O som dos pássaros se estende como um arco no céu, mais alto e depois mais baixo, até desaparecer como se nunca tivesse existido, deixando um silêncio profundo tomar forma em seu lugar, até que novas aves batam suas asas em um voo próximo. Elas não vêm ou vão para lugar algum, apenas são o que são, momento a momento, fluindo no instante contínuo da vida.
As vozes das crianças se arrumando para irem à escola ressoam enquanto o dia amanhece lentamente, as cores em movimento no firmamento, as nuvens ganhando velocidade conforme o vento muda de ritmo. Nuvens que se desfazem e refazem constantemente, densas ou transparentes, ocultando o sol ou permitindo que ele as atravesse.
Um gato se espreguiça e solta um breve miado, pneus de carro deslizam pelo asfalto ainda frio do início do dia. Inumeráveis pessoas despertando para reencenar sua rotina, enquanto as árvores, imóveis, apenas observam e, desapegadas, deixam que suas folhas se soltem dos galhos e flutuem planando até o chão.

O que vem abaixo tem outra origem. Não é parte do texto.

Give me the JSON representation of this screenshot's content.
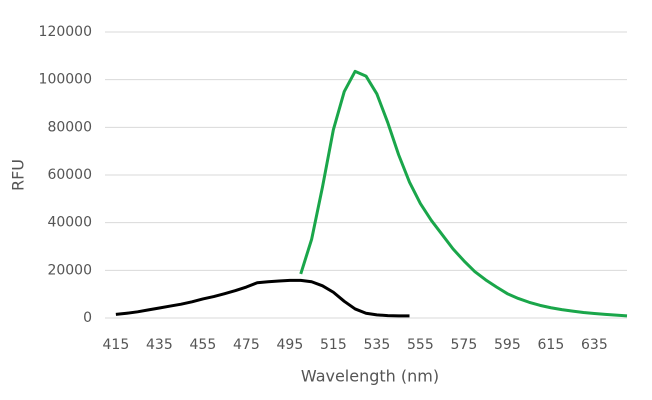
{
  "chart_data": {
    "type": "line",
    "x_label": "Wavelength (nm)",
    "y_label": "RFU",
    "xlim": [
      410,
      650
    ],
    "xticks": [
      415,
      435,
      455,
      475,
      495,
      515,
      535,
      555,
      575,
      595,
      615,
      635
    ],
    "ylim": [
      0,
      120000
    ],
    "yticks": [
      0,
      20000,
      40000,
      60000,
      80000,
      100000,
      120000
    ],
    "grid": true,
    "series": [
      {
        "color": "#000000",
        "x": [
          415,
          420,
          425,
          430,
          435,
          440,
          445,
          450,
          455,
          460,
          465,
          470,
          475,
          480,
          485,
          490,
          495,
          500,
          505,
          510,
          515,
          520,
          525,
          530,
          535,
          540,
          545,
          550
        ],
        "values": [
          1500,
          2000,
          2600,
          3400,
          4200,
          5000,
          5800,
          6800,
          8000,
          9000,
          10200,
          11500,
          13000,
          14800,
          15200,
          15500,
          15800,
          15800,
          15200,
          13500,
          10800,
          7000,
          3800,
          2000,
          1300,
          1000,
          900,
          900
        ]
      },
      {
        "color": "#1aa64a",
        "x": [
          500,
          505,
          510,
          515,
          520,
          525,
          530,
          535,
          540,
          545,
          550,
          555,
          560,
          565,
          570,
          575,
          580,
          585,
          590,
          595,
          600,
          605,
          610,
          615,
          620,
          625,
          630,
          635,
          640,
          645,
          650
        ],
        "values": [
          18500,
          33000,
          55000,
          79000,
          95000,
          103500,
          101500,
          94000,
          82000,
          68500,
          57000,
          48000,
          41000,
          35000,
          29000,
          24000,
          19500,
          16000,
          13000,
          10200,
          8200,
          6600,
          5300,
          4300,
          3500,
          2900,
          2300,
          1900,
          1500,
          1200,
          900
        ]
      }
    ]
  }
}
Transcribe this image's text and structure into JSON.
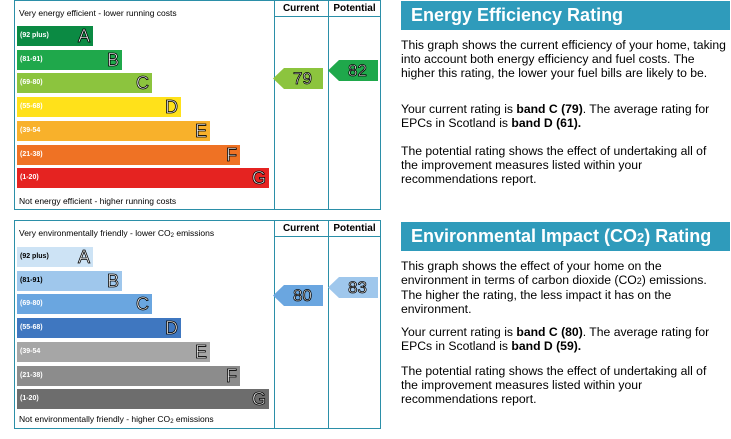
{
  "energy": {
    "header_current": "Current",
    "header_potential": "Potential",
    "top_caption": "Very energy efficient - lower running costs",
    "bottom_caption": "Not energy efficient - higher running costs",
    "bands": [
      {
        "range": "(92 plus)",
        "letter": "A",
        "color": "#0b8a43"
      },
      {
        "range": "(81-91)",
        "letter": "B",
        "color": "#1fa84b"
      },
      {
        "range": "(69-80)",
        "letter": "C",
        "color": "#8cc43e"
      },
      {
        "range": "(55-68)",
        "letter": "D",
        "color": "#ffe11a"
      },
      {
        "range": "(39-54",
        "letter": "E",
        "color": "#f8b12b"
      },
      {
        "range": "(21-38)",
        "letter": "F",
        "color": "#ef7224"
      },
      {
        "range": "(1-20)",
        "letter": "G",
        "color": "#e52321"
      }
    ],
    "current": {
      "value": "79",
      "color": "#8cc43e"
    },
    "potential": {
      "value": "82",
      "color": "#1fa84b"
    },
    "title": "Energy Efficiency Rating",
    "para1": "This graph shows the current efficiency of your home, taking into account both energy efficiency and fuel costs. The higher this rating, the lower your fuel bills are likely to be.",
    "para2_prefix": "Your current rating is ",
    "para2_band": "band C (79)",
    "para2_mid": ". The average rating for EPCs in Scotland is ",
    "para2_avg": "band D (61).",
    "para3": "The potential rating shows the effect of undertaking all of the improvement measures listed within your recommendations report."
  },
  "environment": {
    "header_current": "Current",
    "header_potential": "Potential",
    "top_caption_a": "Very environmentally friendly - lower CO",
    "top_caption_sub": "2",
    "top_caption_b": " emissions",
    "bottom_caption_a": "Not environmentally friendly - higher CO",
    "bottom_caption_sub": "2",
    "bottom_caption_b": " emissions",
    "bands": [
      {
        "range": "(92 plus)",
        "letter": "A",
        "color": "#cde3f5"
      },
      {
        "range": "(81-91)",
        "letter": "B",
        "color": "#9fc7ec"
      },
      {
        "range": "(69-80)",
        "letter": "C",
        "color": "#6aa6e0"
      },
      {
        "range": "(55-68)",
        "letter": "D",
        "color": "#3f77c0"
      },
      {
        "range": "(39-54",
        "letter": "E",
        "color": "#a6a6a6"
      },
      {
        "range": "(21-38)",
        "letter": "F",
        "color": "#8c8c8c"
      },
      {
        "range": "(1-20)",
        "letter": "G",
        "color": "#6d6d6d"
      }
    ],
    "current": {
      "value": "80",
      "color": "#6aa6e0"
    },
    "potential": {
      "value": "83",
      "color": "#9fc7ec"
    },
    "title_a": "Environmental Impact (CO",
    "title_sub": "2",
    "title_b": ") Rating",
    "para1_a": "This graph shows the effect of your home on the environment in terms of carbon dioxide (CO",
    "para1_sub": "2",
    "para1_b": ") emissions. The higher the rating, the less impact it has on the environment.",
    "para2_prefix": "Your current rating is ",
    "para2_band": "band C (80)",
    "para2_mid": ". The average rating for EPCs in Scotland is ",
    "para2_avg": "band D (59).",
    "para3": "The potential rating shows the effect of undertaking all of the improvement measures listed within your recommendations report."
  }
}
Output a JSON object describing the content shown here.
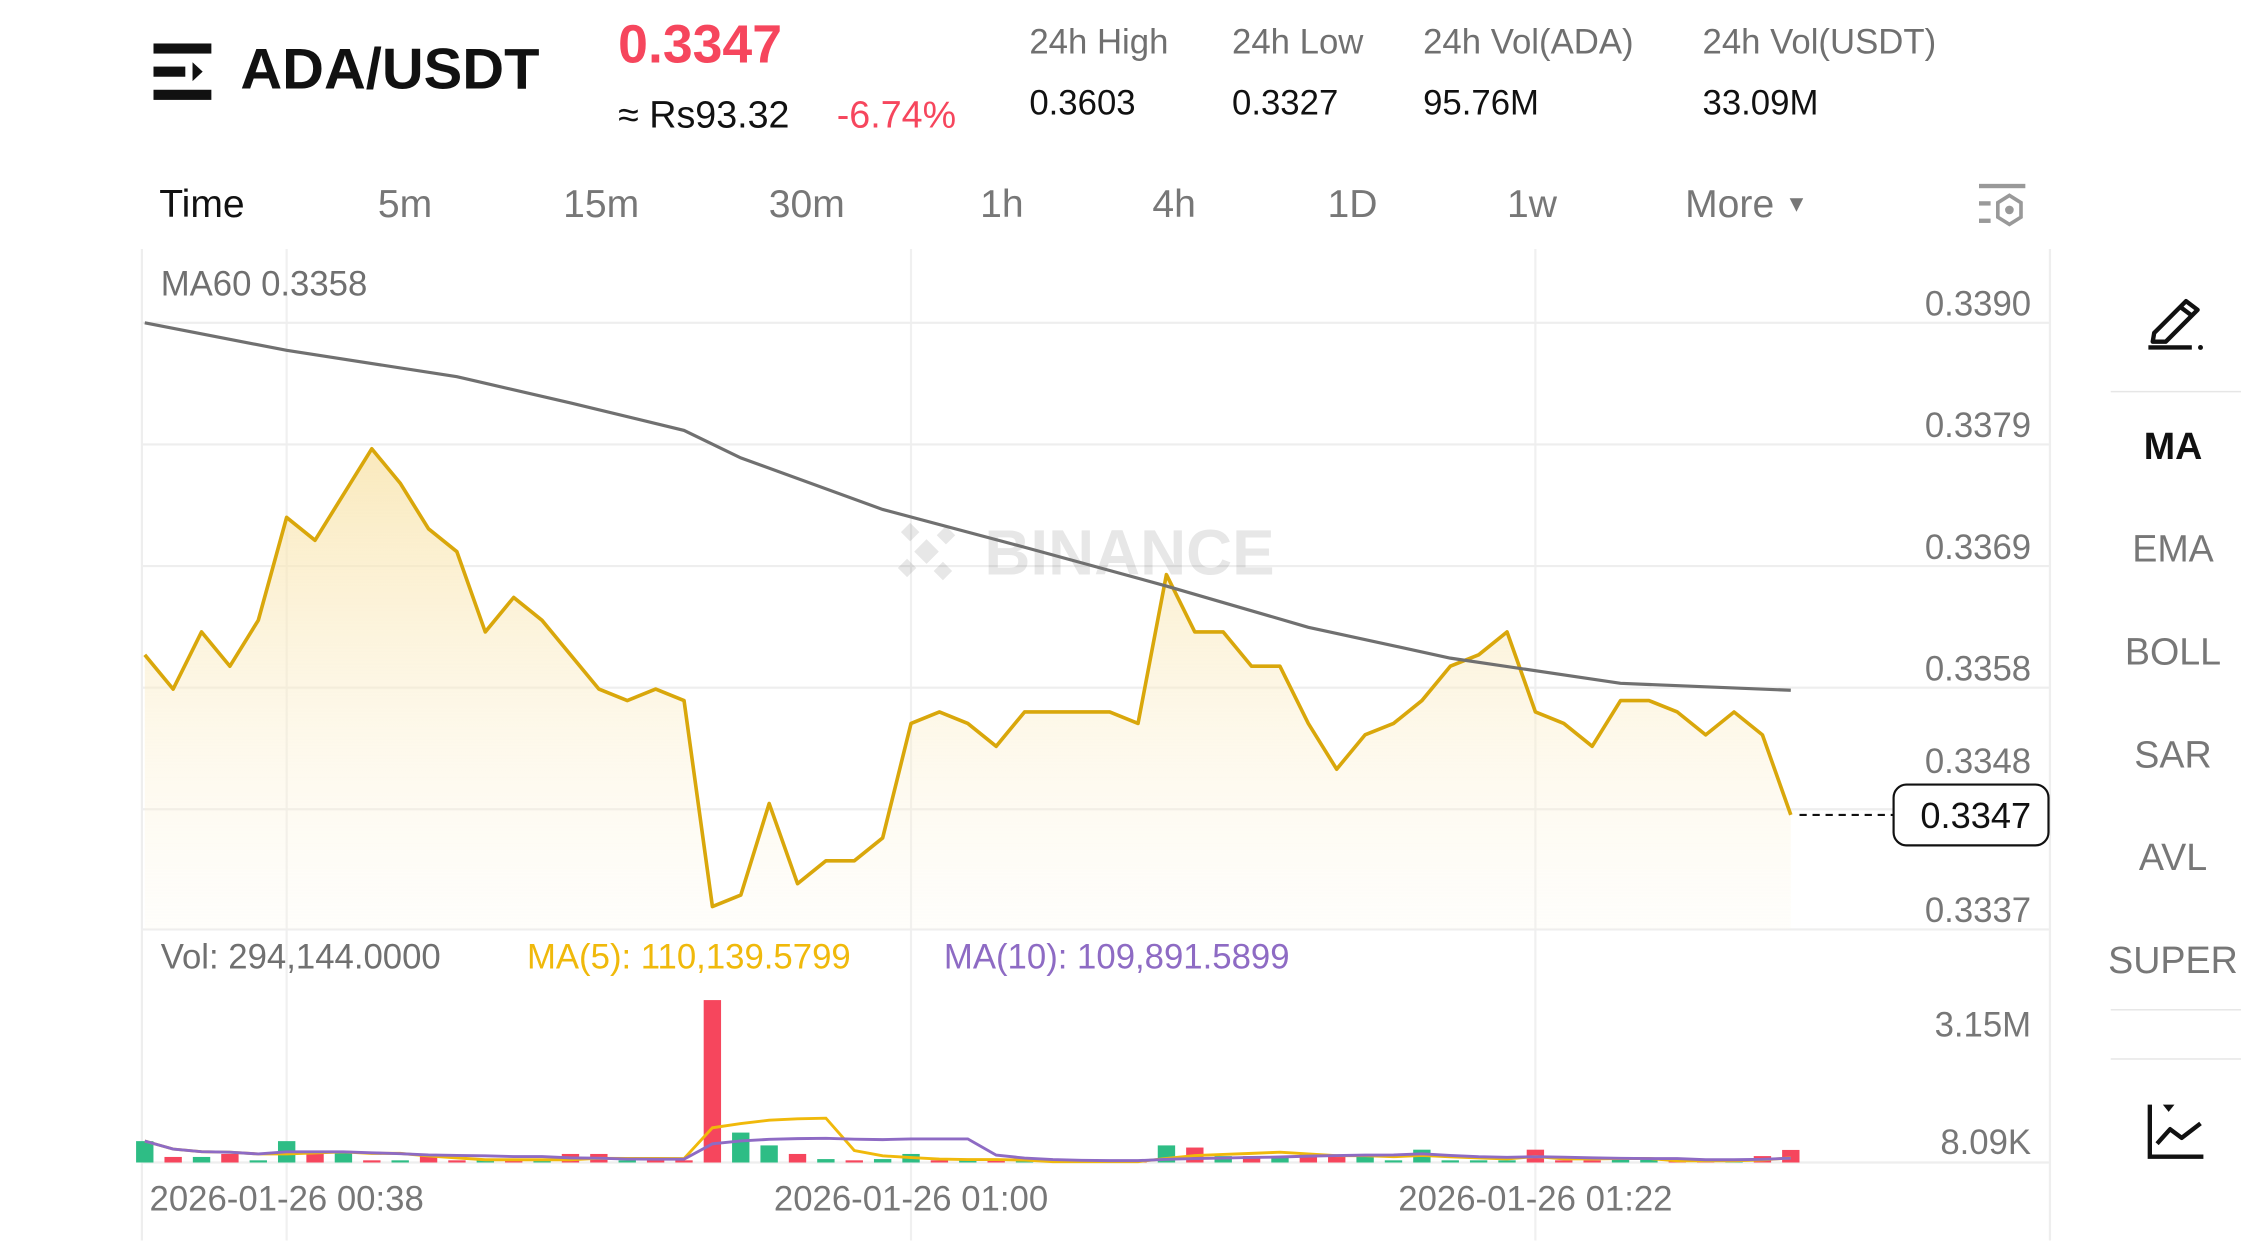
{
  "header": {
    "menu_icon": "menu-arrow-icon",
    "pair": "ADA/USDT",
    "last_price": "0.3347",
    "fiat_price": "≈ Rs93.32",
    "change_pct": "-6.74%",
    "stats": [
      {
        "label": "24h High",
        "value": "0.3603"
      },
      {
        "label": "24h Low",
        "value": "0.3327"
      },
      {
        "label": "24h Vol(ADA)",
        "value": "95.76M"
      },
      {
        "label": "24h Vol(USDT)",
        "value": "33.09M"
      }
    ]
  },
  "intervals": {
    "items": [
      "Time",
      "5m",
      "15m",
      "30m",
      "1h",
      "4h",
      "1D",
      "1w",
      "More"
    ],
    "active": "Time",
    "settings_icon": "chart-settings-icon"
  },
  "indicators": {
    "draw_icon": "pencil-icon",
    "items": [
      "MA",
      "EMA",
      "BOLL",
      "SAR",
      "AVL",
      "SUPER"
    ],
    "active": "MA",
    "bottom_icon": "line-chart-icon"
  },
  "colors": {
    "accent_down": "#f6465d",
    "accent_up": "#2ebd85",
    "price_line": "#d9a70b",
    "ma60": "#707070",
    "ma5": "#f0b90b",
    "ma10": "#8e6bc4"
  },
  "watermark": "BINANCE",
  "chart_data": [
    {
      "type": "line",
      "legend": "MA60 0.3358",
      "y_ticks": [
        "0.3390",
        "0.3379",
        "0.3369",
        "0.3358",
        "0.3348",
        "0.3337"
      ],
      "ylim": [
        0.3337,
        0.339
      ],
      "current_price_label": "0.3347",
      "x_tick_labels": [
        "2026-01-26 00:38",
        "2026-01-26 01:00",
        "2026-01-26 01:22"
      ],
      "x_tick_index": [
        5,
        27,
        49
      ],
      "series": [
        {
          "name": "price",
          "values": [
            0.3361,
            0.3358,
            0.3363,
            0.336,
            0.3364,
            0.3373,
            0.3371,
            0.3375,
            0.3379,
            0.3376,
            0.3372,
            0.337,
            0.3363,
            0.3366,
            0.3364,
            0.3361,
            0.3358,
            0.3357,
            0.3358,
            0.3357,
            0.3339,
            0.334,
            0.3348,
            0.3341,
            0.3343,
            0.3343,
            0.3345,
            0.3355,
            0.3356,
            0.3355,
            0.3353,
            0.3356,
            0.3356,
            0.3356,
            0.3356,
            0.3355,
            0.3368,
            0.3363,
            0.3363,
            0.336,
            0.336,
            0.3355,
            0.3351,
            0.3354,
            0.3355,
            0.3357,
            0.336,
            0.3361,
            0.3363,
            0.3356,
            0.3355,
            0.3353,
            0.3357,
            0.3357,
            0.3356,
            0.3354,
            0.3356,
            0.3354,
            0.3347
          ]
        },
        {
          "name": "MA60",
          "index": [
            0,
            5,
            11,
            15,
            19,
            21,
            26,
            31,
            36,
            41,
            46,
            52,
            58
          ],
          "values": [
            0.339,
            0.33876,
            0.33853,
            0.3383,
            0.33806,
            0.33782,
            0.33737,
            0.33704,
            0.3367,
            0.33634,
            0.33607,
            0.33585,
            0.33579
          ]
        }
      ]
    },
    {
      "type": "bar",
      "legend": {
        "vol": "Vol: 294,144.0000",
        "ma5": "MA(5): 110,139.5799",
        "ma10": "MA(10): 109,891.5899"
      },
      "y_ticks": [
        "3.15M",
        "8.09K"
      ],
      "volumes_k": [
        500,
        130,
        130,
        200,
        40,
        500,
        250,
        250,
        30,
        30,
        200,
        30,
        30,
        30,
        30,
        200,
        200,
        20,
        20,
        20,
        3800,
        700,
        400,
        200,
        80,
        20,
        80,
        200,
        20,
        20,
        20,
        20,
        20,
        20,
        20,
        20,
        400,
        350,
        150,
        150,
        150,
        200,
        150,
        150,
        30,
        300,
        30,
        30,
        30,
        300,
        30,
        30,
        60,
        60,
        30,
        30,
        30,
        150,
        294
      ],
      "direction": [
        "up",
        "down",
        "up",
        "down",
        "up",
        "up",
        "down",
        "up",
        "down",
        "up",
        "down",
        "down",
        "up",
        "down",
        "up",
        "down",
        "down",
        "up",
        "down",
        "down",
        "down",
        "up",
        "up",
        "down",
        "up",
        "down",
        "up",
        "up",
        "down",
        "up",
        "down",
        "up",
        "up",
        "up",
        "up",
        "down",
        "up",
        "down",
        "up",
        "down",
        "up",
        "down",
        "down",
        "up",
        "up",
        "up",
        "up",
        "up",
        "up",
        "down",
        "down",
        "down",
        "up",
        "up",
        "down",
        "down",
        "up",
        "down",
        "down"
      ]
    }
  ]
}
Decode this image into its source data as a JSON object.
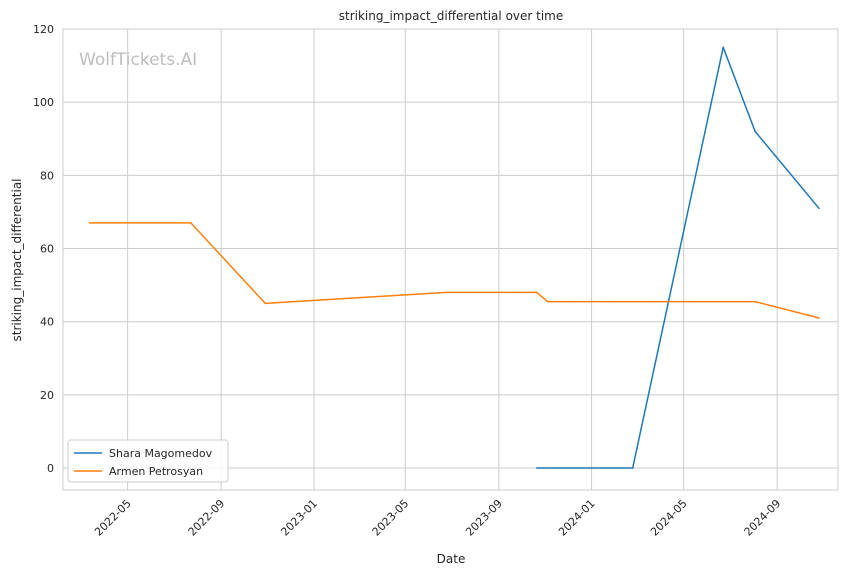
{
  "chart_data": {
    "type": "line",
    "title": "striking_impact_differential over time",
    "xlabel": "Date",
    "ylabel": "striking_impact_differential",
    "watermark": "WolfTickets.AI",
    "x_axis_type": "date",
    "xlim": [
      "2022-02-05",
      "2024-11-20"
    ],
    "ylim": [
      -6,
      120
    ],
    "x_ticks": [
      "2022-05-01",
      "2022-09-01",
      "2023-01-01",
      "2023-05-01",
      "2023-09-01",
      "2024-01-01",
      "2024-05-01",
      "2024-09-01"
    ],
    "x_tick_labels": [
      "2022-05",
      "2022-09",
      "2023-01",
      "2023-05",
      "2023-09",
      "2024-01",
      "2024-05",
      "2024-09"
    ],
    "y_ticks": [
      0,
      20,
      40,
      60,
      80,
      100,
      120
    ],
    "y_tick_labels": [
      "0",
      "20",
      "40",
      "60",
      "80",
      "100",
      "120"
    ],
    "grid": true,
    "legend_position": "lower-left",
    "series": [
      {
        "name": "Shara Magomedov",
        "color": "#1f77b4",
        "points": [
          {
            "x": "2023-10-21",
            "y": 0
          },
          {
            "x": "2024-02-24",
            "y": 0
          },
          {
            "x": "2024-06-22",
            "y": 115
          },
          {
            "x": "2024-08-03",
            "y": 92
          },
          {
            "x": "2024-10-26",
            "y": 71
          }
        ]
      },
      {
        "name": "Armen Petrosyan",
        "color": "#ff7f0e",
        "points": [
          {
            "x": "2022-03-12",
            "y": 67
          },
          {
            "x": "2022-07-23",
            "y": 67
          },
          {
            "x": "2022-10-29",
            "y": 45
          },
          {
            "x": "2023-06-24",
            "y": 48
          },
          {
            "x": "2023-10-21",
            "y": 48
          },
          {
            "x": "2023-11-04",
            "y": 45.5
          },
          {
            "x": "2024-08-03",
            "y": 45.5
          },
          {
            "x": "2024-10-26",
            "y": 41
          }
        ]
      }
    ]
  }
}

E sobre esse tapete de folhas, caminhamos.
Uma miríade de realidades parece surgir através dos olhos de cada um. Realidades boas ou más, mas sempre efêmeras, como vagalumes que piscam constantemente, apagando e acendendo a si mesmas, mudando e se repetindo ao mesmo tempo.
Objetivos e fugas parecem movimentar um eu que pende entre ambos, uma verdade holográfica sem substância, exceto para o eu que também faz parte da holografia.
Esse eu não ouve o som dos pássaros ou das vozes infantis, ele não vê as nuvens ou acompanha o movimento dos gatos e carros, tampouco repara nas árvores e nas folhas que dançam ao seu redor.
Esse eu se sustenta pela desatenção ao presente, pelo não ver o que se olha, não ouvir o que se escuta, não sentir o que se toca. Da mesma forma como, para olhar um holograma, uma projeção, é preciso não ver a realidade concreta que existe através dele.
Não é possível ver a miragem e a realidade ao mesmo tempo.
As bocas bocejam e o sono termina de se diluir no movimento natural dos corpos. O relógio indica números que podem ser interpretados como tempo e esse tempo pode atuar na mente de diferentes formas, dependendo do grau da atenção que é oferecido a ele.
O cachorro, impaciente, pede ração. Os portões se abrem e as crianças saem para a escola. As últimas estrelas, exceto a maior, desaparecem no imenso azul que se forma acima.
Não há nada a ser retirado. Nada a ser acrescentado. É simplesmente a vida vivenciando a si mesma, em um fluxo sem começo nem fim.